The sun lingers longer in the evenings, and the succulent on my windowsill has several small clusters of buds pressed against the glass like a rosy-cheeked child at a bakery window.  As 12/31/16 changes to 01/01/17, Nature, and her boarders, ache for renewal.  This evening, we’ll make New Year’s resolutions, some sheepish, some bold.  We’ll blunder our way through Auld Lang Syne. But if we’re only uncorking the bubbles tonight, we’ve come late to the celebration of newness that the birth of Christ brings about.

Most Christians associate newness with the celebration of Easter, the feast of Jesus’s resurrection from the dead, but renewal is also an important theme at Christmastime.   When God took on a human nature as a baby in Mary’s womb, humanity changed.  It was now associated with divinity in a new way – not from without, but from within – because Jesus Christ possesses both full humanity and full divinity.  Like an iron that has been stuck into fire, and glows red as it takes on the heat of the flames, humanity changes when it comes into contact with divinity (we looked at this a little in our last post, Who’s In the Manger?).

Maximus the Confessor (580 – 662 AD) appreciated the renewal that the Incarnation brought about, and this theme occurs in many of his works.  He picks up a phrase from his predecessor, Gregory Nazianzen (329 – 390 AD) who describes the Incarnation thus: “The natures are innovated, and God becomes man.”  The Greek word here for innovated is “καινοτομοῦνται.” Καινόν is an adjective meaning “new,” and so this could also be translated “refreshed” or “renewed.”  So, when God takes on human nature, he renews it.  Some New Year’s Resolution.

What does this renewal of human nature in Christ look like, exactly?  In short, miracles. If Christ possesses two natures, then he possesses all the properties of a divine nature and a human nature in his one self, Jesus.  He does astounding things with his divine nature that are revealed through his human nature.  Quoting another predecessor, Dionysius, Maximus writes that Christ “did the things of man in a manner beyond man.”  Humans walk, but Christ walked on water.  Humans spit in the dirt, but Christ’s spittle heals a blind man.  Even Christ’s birth is a mystery of newness, for humans are born, but Christ was born of a virgin.  And while humans die, Christ died, then rose.

If you’re still into this, here are two very important things to note about Maximus’s position.

First, Christ’s renewing of humanity doesn’t mean he scraps his original project and starts over.  God’s original project is good.  God doesn’t destroy humanity to remake it; there is no Phoenix Effect.
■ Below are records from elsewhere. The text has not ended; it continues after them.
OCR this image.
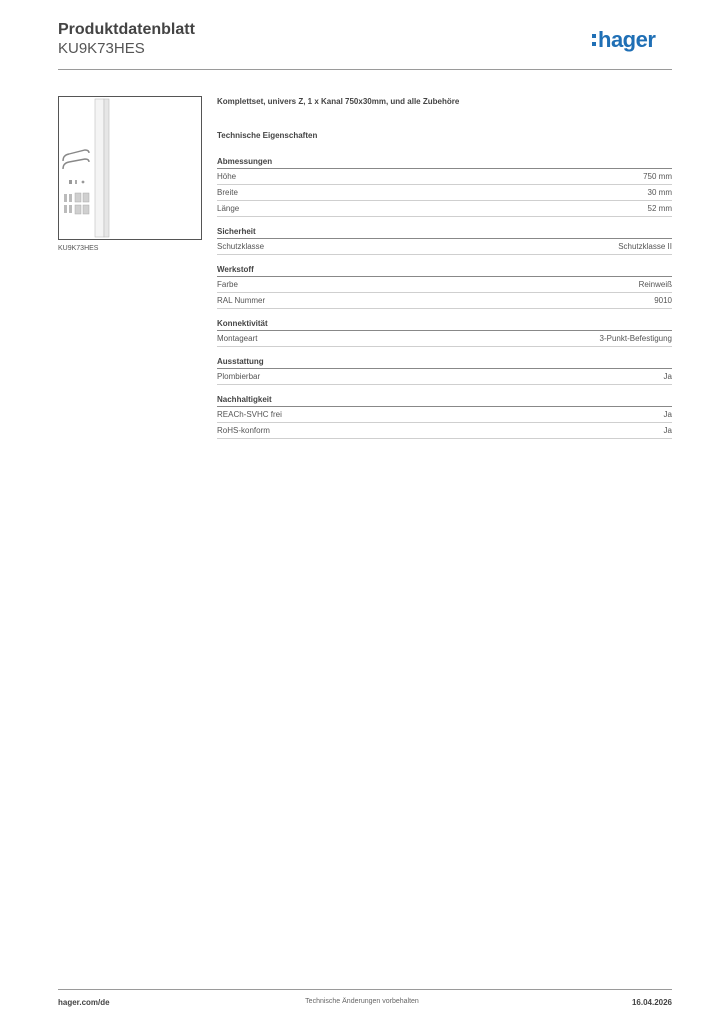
Produktdatenblatt
KU9K73HES	hager
KU9K73HES
Komplettset, univers Z, 1 x Kanal 750x30mm, und alle Zubehöre
Technische Eigenschaften
Abmessungen
Höhe	750 mm
Breite	30 mm
Länge	52 mm
Sicherheit
Schutzklasse	Schutzklasse II
Werkstoff
Farbe	Reinweiß
RAL Nummer	9010
Konnektivität
Montageart	3-Punkt-Befestigung
Ausstattung
Plombierbar	Ja
Nachhaltigkeit
REACh-SVHC frei	Ja
RoHS-konform	Ja
hager.com/de	Technische Änderungen vorbehalten	16.04.2026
A renewal of nature is not a change of what the nature is, but a change in how that nature is lived out.  Maximus calls this a change in the level of τρόπος, or mode.  If you’ve ever heard a variation on a familiar song and thought, “Hey, that’s a really neat take on an old melody, and I like it,” you understand what Maximus means.

Second, Christ’s miraculous activity is wondrous in its own right, but perhaps even more wonderful, according to Maximus (and me), is that Christ accomplished this all for our sake (1).  The Incarnation isn’t meant simply to impress us, but to renew us.  While people can’t take on a divine nature like Christ took on a human nature, they can participate in the same wondrous life that Christ inaugurated.  This is the life of grace, a life in which people willingly open themselves up to the love of God and act accordingly.  Our life takes a Christological shape; and the mode of our human nature is transformed.  It’s like a mini-Incarnation (2).

This means our actions, too, can be wonderful (3).  Perhaps we cannot cure a sick person, but we can visit and comfort them. Perhaps we cannot turn water into wine, but we can make sure the thirsty receive water, and we can revel in the beauty of life (wine or no wine). Perhaps our feet will not tread over water, but they may tread over the turbulent waters of jealousy and gossip.  And perhaps, though we suffer many things, we can offer them to Christ, who came for us, to make all things new.



(1) Think for a moment of the part of the Creed where we speak about the Incarnation.  The sentence begins, “For us men and for our salvation, he came down from heaven.”

(2) Maximus writes that “The Word of God always and in all things longs to accomplish the mystery of his embodiment.”

(3) Maximus thought this too, and he wrote fondly of how Gregory Nazianzen and Dionysius wrote wonderfully because of their intimacy with Christ.  In his Ambigua to Thomas, he writes that Christ  “became the soul of their souls, manifest to all through all their deeds, words, and thoughts, by which one is persuaded that the passages cited hereinafter were authored, not by them, but by Christ, who by grace has exchanged places with them.”